As well, problems with phlebotomy are common occurrence during blood donation process. That may occur during lack in the experience of the technician. There is a possibility of feeling severe pain as a result of the wrong needle insertion or the appearance of bruises in its place, these bruises, and their color ranges from yellow, blue and even purple. The full staff training is very important to eliminate the aberrance of these problems especially for new staff.

Donor rest and refreshment most important for donor to ensure safety that called post-donation care. Founded that some donor stand up quickly after removing the donation kit, some individuals tell employee that he/she so busy, and others tell that they always go quickly after donation but most of them suffered from bleeding or may fall down in the stairs and that may cause serious injury. In this stage of donation process the refreshment area must be prepared in central blood bank in Khartoum, donor must wait there for at least 10 minutes then encourage donor to drink fluids and instruct him to drink adequate fluid during the day following donation, and avoid strenuous exercise or lifting anything heavy for 4 hours.

The failure modes with RPNs less than 60 were defined as accepted errors. This failure is already controlled and/or easy to detect, so, not affecting the result because this study only focused on the failure modes with RPNS over 60 and not affected with extreme values.
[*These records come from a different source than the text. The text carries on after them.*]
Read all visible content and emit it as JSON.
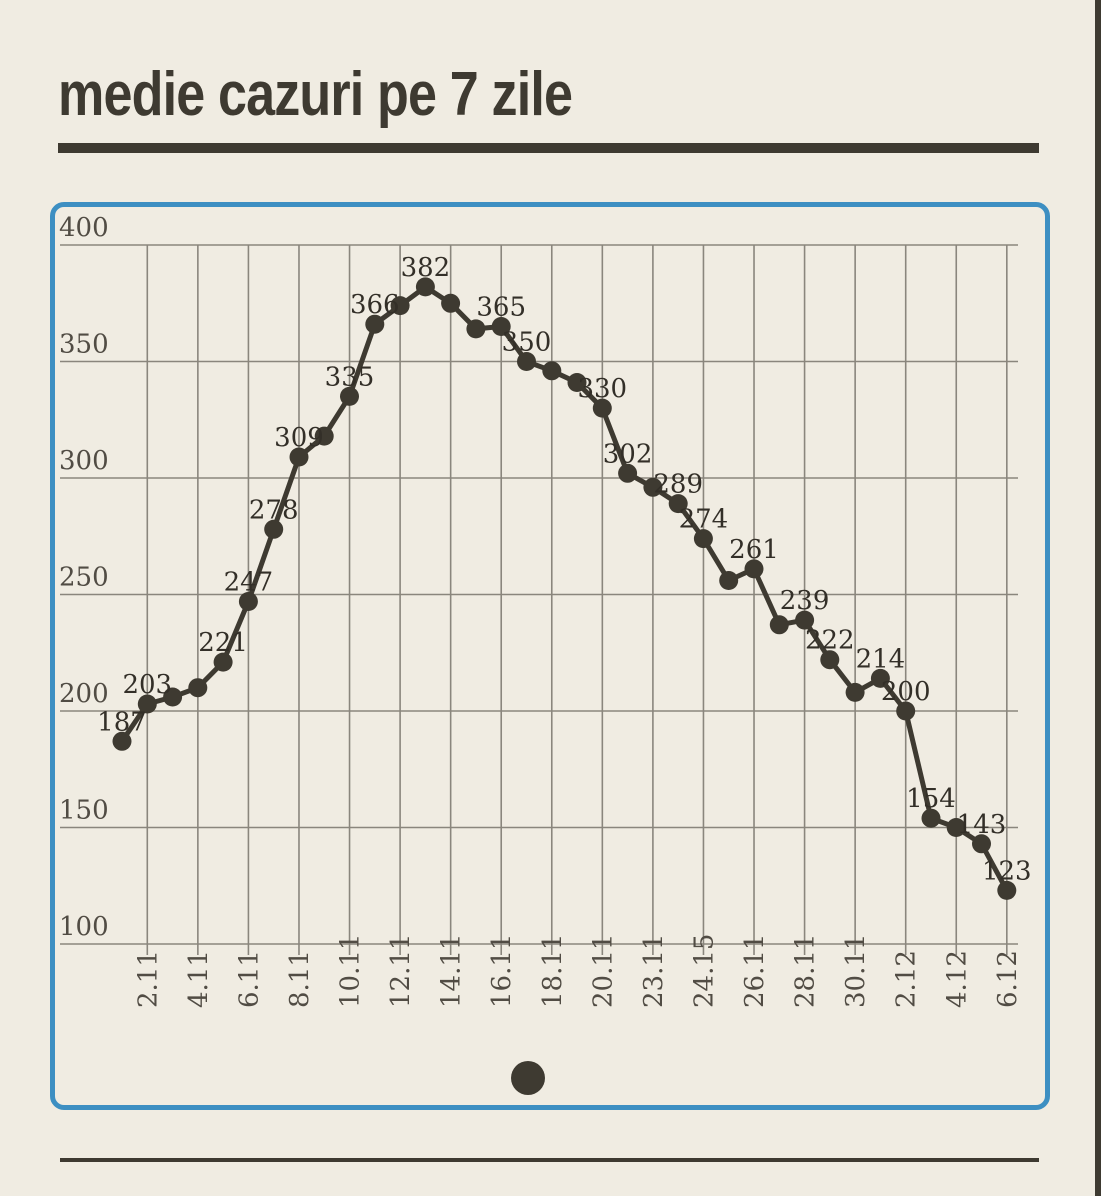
{
  "header": {
    "title": "medie cazuri pe 7 zile"
  },
  "chart_data": {
    "type": "line",
    "title": "medie cazuri pe 7 zile",
    "xlabel": "",
    "ylabel": "",
    "ylim": [
      100,
      400
    ],
    "grid": true,
    "legend": false,
    "y_ticks": [
      400,
      350,
      300,
      250,
      200,
      150,
      100
    ],
    "x_tick_labels": [
      "2.11",
      "4.11",
      "6.11",
      "8.11",
      "10.11",
      "12.11",
      "14.11",
      "16.11",
      "18.11",
      "20.11",
      "23.11",
      "24.15",
      "26.11",
      "28.11",
      "30.11",
      "2.12",
      "4.12",
      "6.12"
    ],
    "points": [
      {
        "value": 187,
        "label": "187"
      },
      {
        "value": 203,
        "label": "203"
      },
      {
        "value": 206,
        "label": ""
      },
      {
        "value": 210,
        "label": ""
      },
      {
        "value": 221,
        "label": "221"
      },
      {
        "value": 247,
        "label": "247"
      },
      {
        "value": 278,
        "label": "278"
      },
      {
        "value": 309,
        "label": "309"
      },
      {
        "value": 318,
        "label": ""
      },
      {
        "value": 335,
        "label": "335"
      },
      {
        "value": 366,
        "label": "366"
      },
      {
        "value": 374,
        "label": ""
      },
      {
        "value": 382,
        "label": "382"
      },
      {
        "value": 375,
        "label": ""
      },
      {
        "value": 364,
        "label": ""
      },
      {
        "value": 365,
        "label": "365"
      },
      {
        "value": 350,
        "label": "350"
      },
      {
        "value": 346,
        "label": ""
      },
      {
        "value": 341,
        "label": ""
      },
      {
        "value": 330,
        "label": "330"
      },
      {
        "value": 302,
        "label": "302"
      },
      {
        "value": 296,
        "label": ""
      },
      {
        "value": 289,
        "label": "289"
      },
      {
        "value": 274,
        "label": "274"
      },
      {
        "value": 256,
        "label": ""
      },
      {
        "value": 261,
        "label": "261"
      },
      {
        "value": 237,
        "label": ""
      },
      {
        "value": 239,
        "label": "239"
      },
      {
        "value": 222,
        "label": "222"
      },
      {
        "value": 208,
        "label": ""
      },
      {
        "value": 214,
        "label": "214"
      },
      {
        "value": 200,
        "label": "200"
      },
      {
        "value": 154,
        "label": "154"
      },
      {
        "value": 150,
        "label": ""
      },
      {
        "value": 143,
        "label": "143"
      },
      {
        "value": 123,
        "label": "123"
      }
    ]
  },
  "theme": {
    "background": "#f0ece2",
    "ink": "#3e3a31",
    "grid_color": "#8a867d",
    "axis_text_color": "#514c44",
    "data_label_color": "#332f28",
    "accent_border": "#3d8fc2"
  },
  "icons": {
    "pagination_dot": "filled-circle"
  }
}
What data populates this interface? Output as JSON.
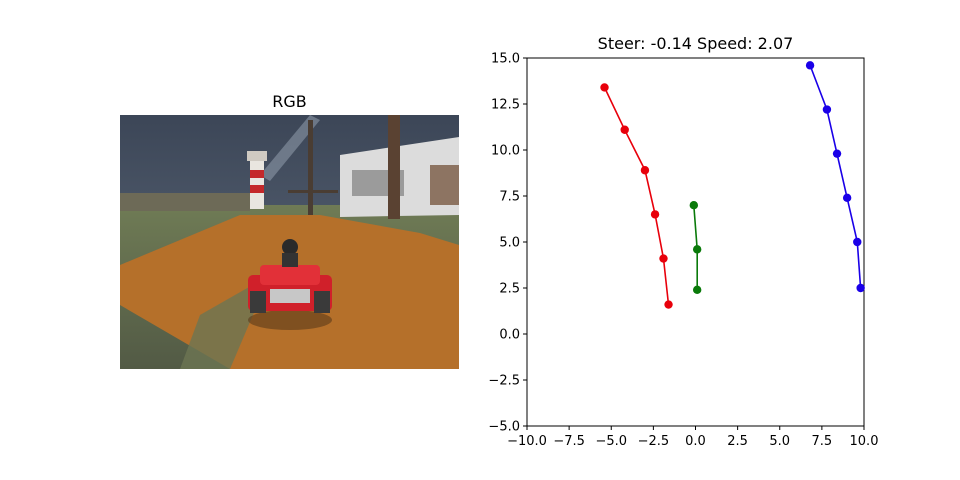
{
  "left_panel": {
    "title": "RGB",
    "image_description_icon": "race-kart-rear-view-image"
  },
  "chart_data": {
    "type": "line",
    "title": "Steer: -0.14 Speed: 2.07",
    "xlabel": "",
    "ylabel": "",
    "xlim": [
      -10.0,
      10.0
    ],
    "ylim": [
      -5.0,
      15.0
    ],
    "x_ticks": [
      "−10.0",
      "−7.5",
      "−5.0",
      "−2.5",
      "0.0",
      "2.5",
      "5.0",
      "7.5",
      "10.0"
    ],
    "x_tick_values": [
      -10,
      -7.5,
      -5,
      -2.5,
      0,
      2.5,
      5,
      7.5,
      10
    ],
    "y_ticks": [
      "15.0",
      "12.5",
      "10.0",
      "7.5",
      "5.0",
      "2.5",
      "0.0",
      "−2.5",
      "−5.0"
    ],
    "y_tick_values": [
      15,
      12.5,
      10,
      7.5,
      5,
      2.5,
      0,
      -2.5,
      -5
    ],
    "grid": false,
    "series": [
      {
        "color": "#e8000b",
        "points": [
          [
            -1.6,
            1.6
          ],
          [
            -1.9,
            4.1
          ],
          [
            -2.4,
            6.5
          ],
          [
            -3.0,
            8.9
          ],
          [
            -4.2,
            11.1
          ],
          [
            -5.4,
            13.4
          ]
        ]
      },
      {
        "color": "#0a7a0a",
        "points": [
          [
            0.1,
            2.4
          ],
          [
            0.1,
            4.6
          ],
          [
            -0.1,
            7.0
          ]
        ]
      },
      {
        "color": "#1a00e8",
        "points": [
          [
            9.8,
            2.5
          ],
          [
            9.6,
            5.0
          ],
          [
            9.0,
            7.4
          ],
          [
            8.4,
            9.8
          ],
          [
            7.8,
            12.2
          ],
          [
            6.8,
            14.6
          ]
        ]
      }
    ]
  }
}
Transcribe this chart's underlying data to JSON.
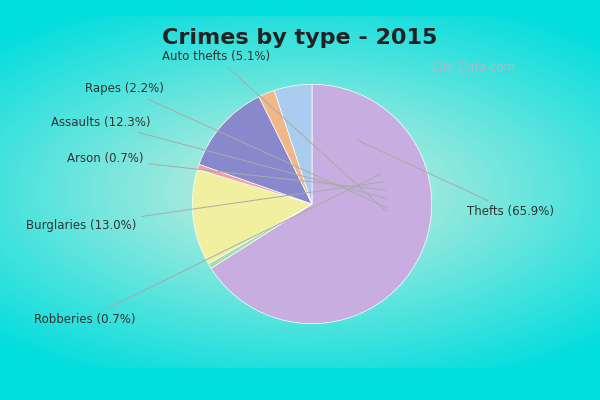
{
  "title": "Crimes by type - 2015",
  "pie_order": [
    {
      "label": "Thefts (65.9%)",
      "value": 65.9,
      "color": "#c8aee0"
    },
    {
      "label": "Robberies (0.7%)",
      "value": 0.7,
      "color": "#aaddaa"
    },
    {
      "label": "Burglaries (13.0%)",
      "value": 13.0,
      "color": "#f0f0a0"
    },
    {
      "label": "Arson (0.7%)",
      "value": 0.7,
      "color": "#f0a0a0"
    },
    {
      "label": "Assaults (12.3%)",
      "value": 12.3,
      "color": "#8888cc"
    },
    {
      "label": "Rapes (2.2%)",
      "value": 2.2,
      "color": "#f0b888"
    },
    {
      "label": "Auto thefts (5.1%)",
      "value": 5.1,
      "color": "#aaccee"
    }
  ],
  "startangle": 90,
  "bg_outer": "#00dddd",
  "title_fontsize": 16,
  "title_color": "#222222",
  "label_fontsize": 8.5,
  "label_color": "#333333",
  "watermark": "City-Data.com",
  "watermark_color": "#aabbcc"
}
To ensure the donor and patient safety in central blood bank, using of Risk Management Information System (RMIS) will be helpful. This system is used to support expert advice and cost-effective information management solutions around key processes such as risk identification and assessment, risk control and risk financing.

8. CONCLUSION

FMEA is a proactive technique that helps to identify evaluation of donor safety in blood bank; it is a systematic method for finding vulnerabilities in a process before they result in an error. In this study, the corrective actions suggested for high-risk failure mode were convincing and satisfactory.

ACKNOWLEDGEMENTS

This article is a part of PhD thesis in biomedical engineering, Sudan University of Science and Technology. We are grateful to the central blood bank staff in Khartoum for their cooperation.

Conflicts of Interest

The authors declare no conflicts of interest regarding the publication of this paper.